I can't say how much Bitcoin I believed had been in this wallet (for obvious reasons). Let it suffice that it was a significant amount that I could not easily replace.
I was calm.
I checked my other wallets. I checked old wallets that I had abandoned (but had kept the files around for record keeping purposes). I checked Electrum's default wallet.
Nothing.
I started to lose my calm.
But as I began frantically opening and closing Electrum wallets, it eventually got confused enough that it had to open the REAL default wallet (the "default_wallet" I had already checked actually belonged to an older version of Electrum, and I hadn't realized that).

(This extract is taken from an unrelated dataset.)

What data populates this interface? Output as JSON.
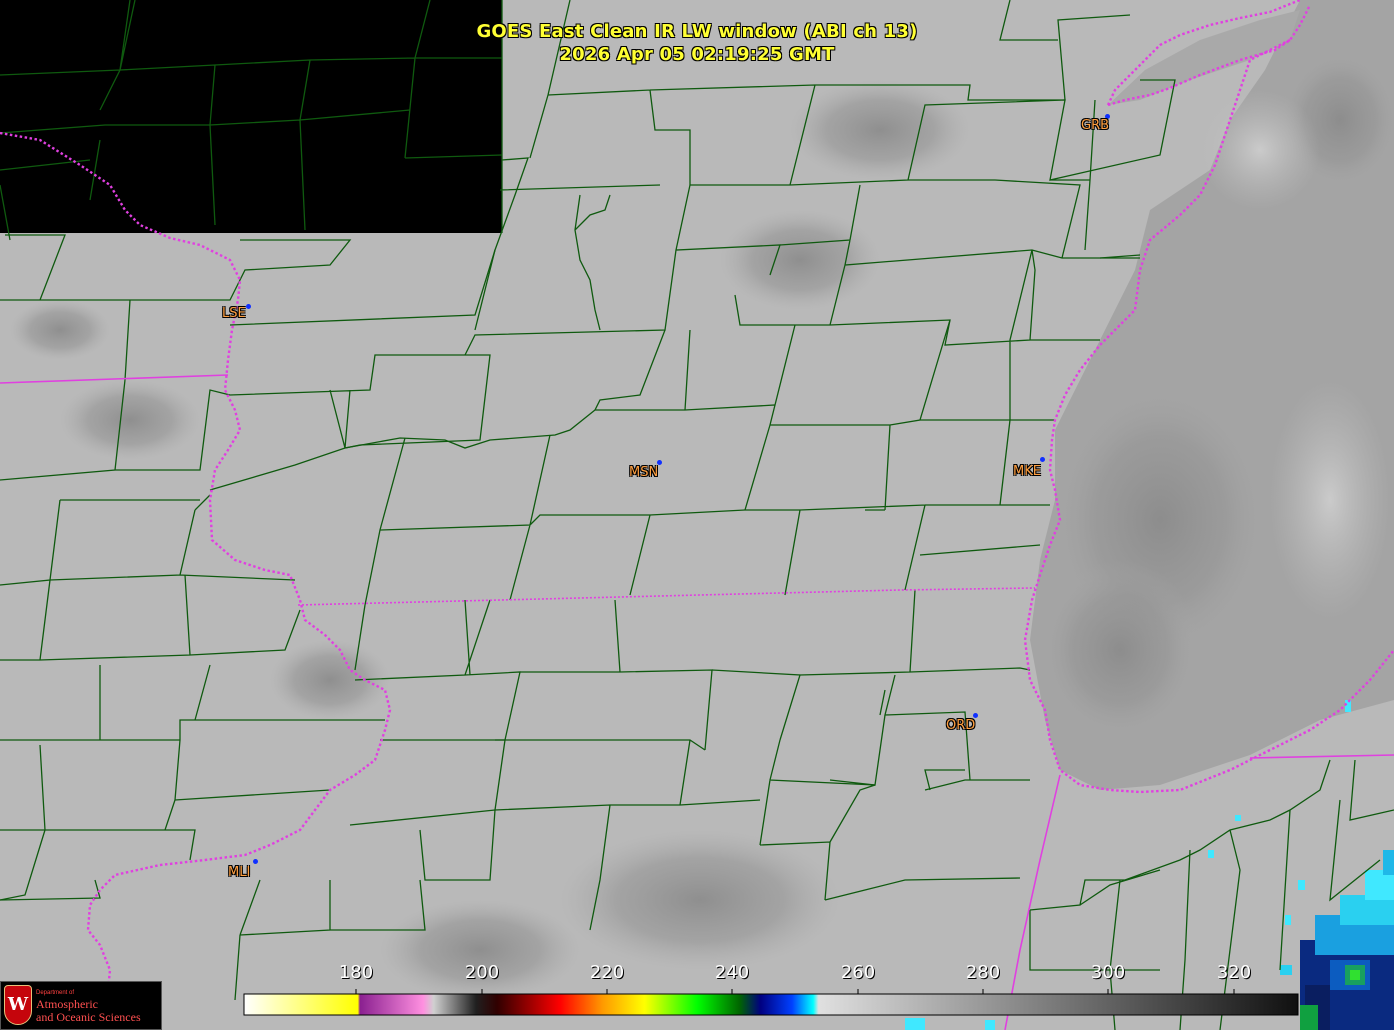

And there it was. When I had made my last transaction, I ended up sending it to Electrum's default wallet instead of the wallet I had set up specifically for that amount of Bitcoin.

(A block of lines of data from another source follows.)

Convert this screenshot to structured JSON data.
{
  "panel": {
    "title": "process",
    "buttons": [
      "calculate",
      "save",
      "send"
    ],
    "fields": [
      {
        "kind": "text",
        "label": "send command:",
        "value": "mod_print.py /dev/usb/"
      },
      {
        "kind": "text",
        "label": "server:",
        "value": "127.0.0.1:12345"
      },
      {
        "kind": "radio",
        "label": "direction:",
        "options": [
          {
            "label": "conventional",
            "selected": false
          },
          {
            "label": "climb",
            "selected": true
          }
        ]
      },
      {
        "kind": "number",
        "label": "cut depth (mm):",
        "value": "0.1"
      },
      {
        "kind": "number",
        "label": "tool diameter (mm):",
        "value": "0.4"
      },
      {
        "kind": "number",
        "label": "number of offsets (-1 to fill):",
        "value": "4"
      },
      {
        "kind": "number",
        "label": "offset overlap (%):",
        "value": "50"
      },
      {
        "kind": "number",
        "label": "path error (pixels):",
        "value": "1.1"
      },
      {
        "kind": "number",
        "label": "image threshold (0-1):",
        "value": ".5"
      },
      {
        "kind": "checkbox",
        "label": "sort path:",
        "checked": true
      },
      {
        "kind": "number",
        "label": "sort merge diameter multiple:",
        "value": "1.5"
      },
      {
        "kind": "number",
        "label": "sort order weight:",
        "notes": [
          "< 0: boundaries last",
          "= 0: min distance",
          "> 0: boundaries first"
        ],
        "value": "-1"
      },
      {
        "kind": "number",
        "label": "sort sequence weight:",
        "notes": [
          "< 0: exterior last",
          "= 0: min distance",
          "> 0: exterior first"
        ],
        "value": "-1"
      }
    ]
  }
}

But it was too late to calm down. My heart is still fluttering with the thought of what I almost lost. In this state, I was reminded of the parable of the woman and the piece of silver. So I decided to come here and declare my good fortune.
I have since transferred the private key containing that amount of Bitcoin to one of my known wallets, and then deleted the default wallet.

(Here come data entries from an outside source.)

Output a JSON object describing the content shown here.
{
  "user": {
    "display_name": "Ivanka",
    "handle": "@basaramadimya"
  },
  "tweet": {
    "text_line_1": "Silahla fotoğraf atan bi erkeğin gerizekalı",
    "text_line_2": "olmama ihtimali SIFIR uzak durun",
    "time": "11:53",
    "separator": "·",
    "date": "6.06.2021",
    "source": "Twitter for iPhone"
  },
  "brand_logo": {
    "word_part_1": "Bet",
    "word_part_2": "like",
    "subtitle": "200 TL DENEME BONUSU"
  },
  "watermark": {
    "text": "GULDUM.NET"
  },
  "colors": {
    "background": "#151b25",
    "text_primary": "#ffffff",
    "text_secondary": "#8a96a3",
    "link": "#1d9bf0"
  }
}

Celebrate with me, for that which was lost is found.
I join your celebration! Next time it wont be an issue (lets hope hehe)
I can tell you I'm going to be MUCH more careful in the future.
Those miniheart attacks are a good way to be cautious next time hehe
I use exodus wallet and track the balance in Coinigy. Last week I sent some BTC from that wallet and the next day on Coinigy it showed it as empty. It was in the tens of thousands of dollars missing. I very nearly threw up.
As it turns out, Exodus created a new address and put the remaining balance there at the time I sent the smaller amount out - Coinigy didn't know that, of course.
I have never felt so anxious in my life.
So it put the unspent amount in a change address, but then in the main display it said that the wallet was empty?
Wow, that's nuts.
Not exactly - the key was that I was monitoring the wallet from Coinigy - so later Exodus showed the full balance - but since it resided in a different address Coinigy just saw a zero balance in the original address.
Okay, that makes more sense. Your Coinigy was only monitoring the original address, and wasn't aware of where the leftover change was going. But your Exodus wallet had access to both the original address and the change address, so it knew.
I guess that's one of the disadvantages of a watch wallet---you need to make sure it watches ALL your addresses, including the ones you've never used before.
Sorry I didn't pick up on that in your first comment.
You got it! I nearly had a heart attack. And yes - major limitation of a watch wallet. It's like I say, the best thing about cryptocurrency is the decentralization and the worst thing about cryptocurrency is the decentralization.